Aminoglycosides are the most effective, preferably administered intravenously in the early stages.
Gentamicin for adults is 160-320mg daily, administered in divided doses intravenously, with a treatment course of 7-10 days. Streptomycin is suitable for milder cases such as bubonic plague, with adults receiving 2g daily intramuscularly, divided into 2-4 doses, reduced to 1g daily after fever subsides, with the same treatment course. Pneumonic plague cases require larger doses, such as an initial dose of 160mg gentamicin, followed by 80mg every 6 hours intravenously; streptomycin initial dose of 1g, followed by 0.5g every 4 hours, reduced to 0.5g every 6 hours after fever subsides, for 5-7 days. If aminoglycosides are used in combination with tetracycline or chloramphenicol, the dose may be adjusted accordingly. Kanamycin is less commonly used, with adults receiving 1-2g daily. Aminoglycosides may occasionally cause a Herxheimer-type reaction.
Tetracycline and chloramphenicol should be used in larger doses in the first two days, with adults receiving 3-4g daily, divided into 4 oral doses. If oral administration is not possible, switch to intravenous administration, but the daily dose of tetracycline should not exceed 2g; switch back to oral administration after fever subsides, 1.5-2.0g daily, continued for 6 days.
Sulfonamides are suitable for mild cases and bubonic plague, commonly using SD, with an initial dose of 2-4g, followed by 1-2g every 4 hours, taken with an equal amount of sodium bicarbonate; switch to intravenous administration if oral administration is not possible, and discontinue 3-5 days after body temperature normalizes. Dipyridamole (containing SD400mg, TMP50mg) or compound formula SMZ can also be used, 2 tablets 3-4 times daily, reduced to 2 times daily after fever subsides.
For pneumonic plague, septicemic plague, etc., combination therapy is preferred, with the first choice being streptomycin plus chloramphenicol or tetracycline, and the second choice being gentamicin plus chloramphenicol or tetracycline. Early and sufficient administration is key to success.

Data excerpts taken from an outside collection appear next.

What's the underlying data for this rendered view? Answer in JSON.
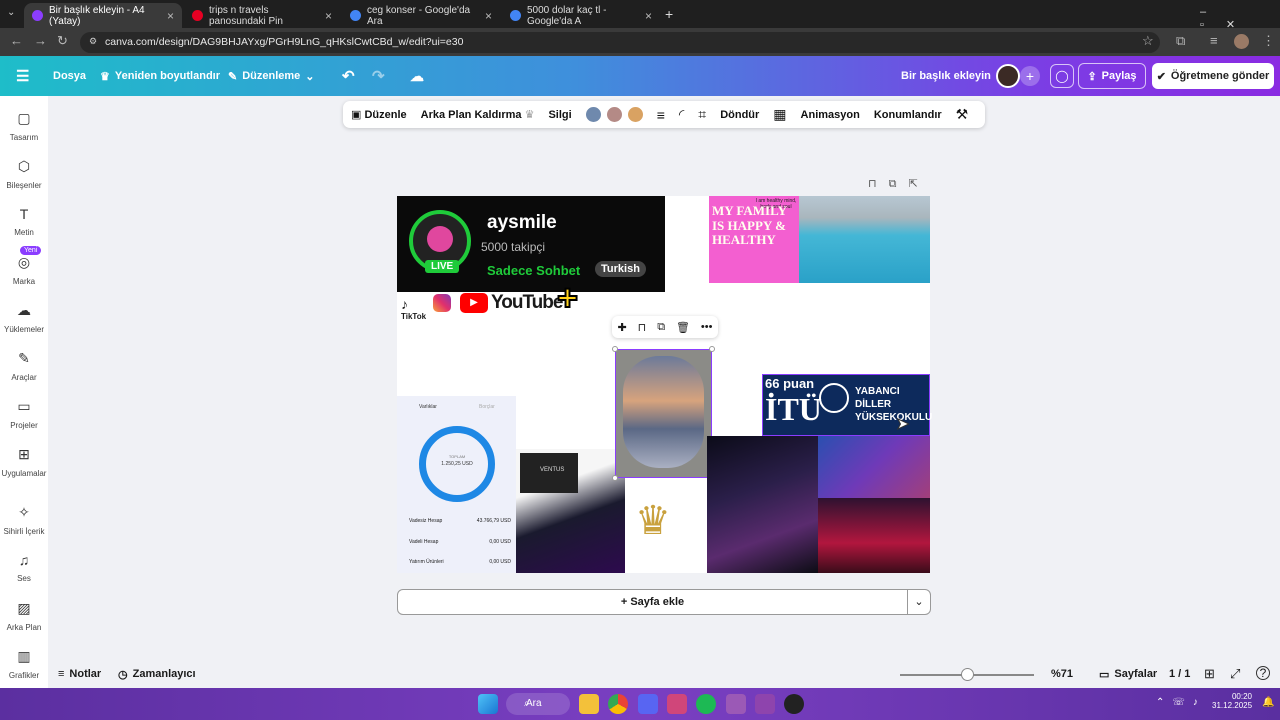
{
  "browser": {
    "tabs": [
      {
        "label": "Bir başlık ekleyin - A4 (Yatay)",
        "color": "#8b3dff"
      },
      {
        "label": "trips n travels panosundaki Pin",
        "color": "#e60023"
      },
      {
        "label": "ceg konser - Google'da Ara",
        "color": "#4285f4"
      },
      {
        "label": "5000 dolar kaç tl - Google'da A",
        "color": "#4285f4"
      }
    ],
    "new_tab": "+",
    "url": "canva.com/design/DAG9BHJAYxg/PGrH9LnG_qHKslCwtCBd_w/edit?ui=e30"
  },
  "header": {
    "file": "Dosya",
    "resize": "Yeniden boyutlandır",
    "edit": "Düzenleme",
    "title": "Bir başlık ekleyin",
    "share": "Paylaş",
    "send": "Öğretmene gönder"
  },
  "sidebar": {
    "items": [
      {
        "label": "Tasarım",
        "icon": "▢"
      },
      {
        "label": "Bileşenler",
        "icon": "⬡"
      },
      {
        "label": "Metin",
        "icon": "T"
      },
      {
        "label": "Marka",
        "icon": "◎"
      },
      {
        "label": "Yüklemeler",
        "icon": "☁"
      },
      {
        "label": "Araçlar",
        "icon": "✎"
      },
      {
        "label": "Projeler",
        "icon": "▭"
      },
      {
        "label": "Uygulamalar",
        "icon": "⊞"
      },
      {
        "label": "Sihirli İçerik",
        "icon": "✧"
      },
      {
        "label": "Ses",
        "icon": "♫"
      },
      {
        "label": "Arka Plan",
        "icon": "▨"
      },
      {
        "label": "Grafikler",
        "icon": "▥"
      }
    ],
    "badge": "Yeni"
  },
  "toolbar": {
    "edit": "Düzenle",
    "bg_remove": "Arka Plan Kaldırma",
    "eraser": "Silgi",
    "colors": [
      "#6f89ad",
      "#b48a86",
      "#d9a262"
    ],
    "rotate": "Döndür",
    "animation": "Animasyon",
    "position": "Konumlandır"
  },
  "canvas": {
    "stream": {
      "name": "aysmile",
      "followers": "5000 takipçi",
      "tag": "Sadece Sohbet",
      "lang": "Turkish",
      "live": "LIVE"
    },
    "social": {
      "tiktok": "TikTok",
      "youtube": "YouTube"
    },
    "family": {
      "small": "I am healthy mind, body and soul",
      "big": "MY FAMILY IS HAPPY & HEALTHY"
    },
    "itu": {
      "score": "66 puan",
      "logo": "İTÜ",
      "school": "YABANCI DİLLER YÜKSEKOKULU"
    },
    "bank": {
      "tab1": "Varlıklar",
      "tab2": "Borçlar",
      "total_label": "TOPLAM",
      "total": "1.250,25 USD",
      "rows": [
        {
          "label": "Vadesiz Hesap",
          "value": "43.766,79 USD"
        },
        {
          "label": "Vadeli Hesap",
          "value": "0,00 USD"
        },
        {
          "label": "Yatırım Ürünleri",
          "value": "0,00 USD"
        }
      ]
    },
    "gpu": "VENTUS",
    "add_page": "+ Sayfa ekle"
  },
  "footer": {
    "notes": "Notlar",
    "timer": "Zamanlayıcı",
    "zoom": "%71",
    "zoom_value": 0.71,
    "pages": "Sayfalar",
    "page_count": "1 / 1"
  },
  "taskbar": {
    "search": "Ara",
    "time": "00:20",
    "date": "31.12.2025"
  }
}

Anti-plague serum is now rarely used.
In the past, the case fatality rate of plague ranged from 20% to 70%. After the application of antibacterial drugs, the case fatality rate has dropped to about 5%. Patients with pneumonic, septicemic, and meningeal plague almost invariably died without specific treatment, but with early and aggressive intervention, they can often be saved.
Individuals engaged in high-risk occupations in endemic areas and laboratory workers exposed to plague bacilli should consider using formaldehyde-inactivated whole-cell vaccines, with revaccination every 6 months. Short-term travelers to epidemic areas can take tetracycline or compound formula SMZ for prevention. Suspected cases of pneumonic plague should be placed under respiratory isolation, while bubonic plague only requires thorough handwashing for prevention. Those in contact with pneumonic plague patients can take tetracycline 250mg, four times daily. Individuals with respiratory symptoms or fever should undergo medical observation.
Plague in forest rodents can spread to urban rats, posing a long-term threat. Prevention depends on controlling urban rat populations and managing their excreta, as well as monitoring wildlife and their predators. Avoid contact with sick animals and their carcasses, and use flea repellents. Currently, there are no feasible measures to eradicate plague in wildlife. In endemic areas, reducing rodent habitats in residential environments is crucial. Before using rodenticides around homes, insect control should be prioritized to prevent fleas from the animals from biting humans or livestock.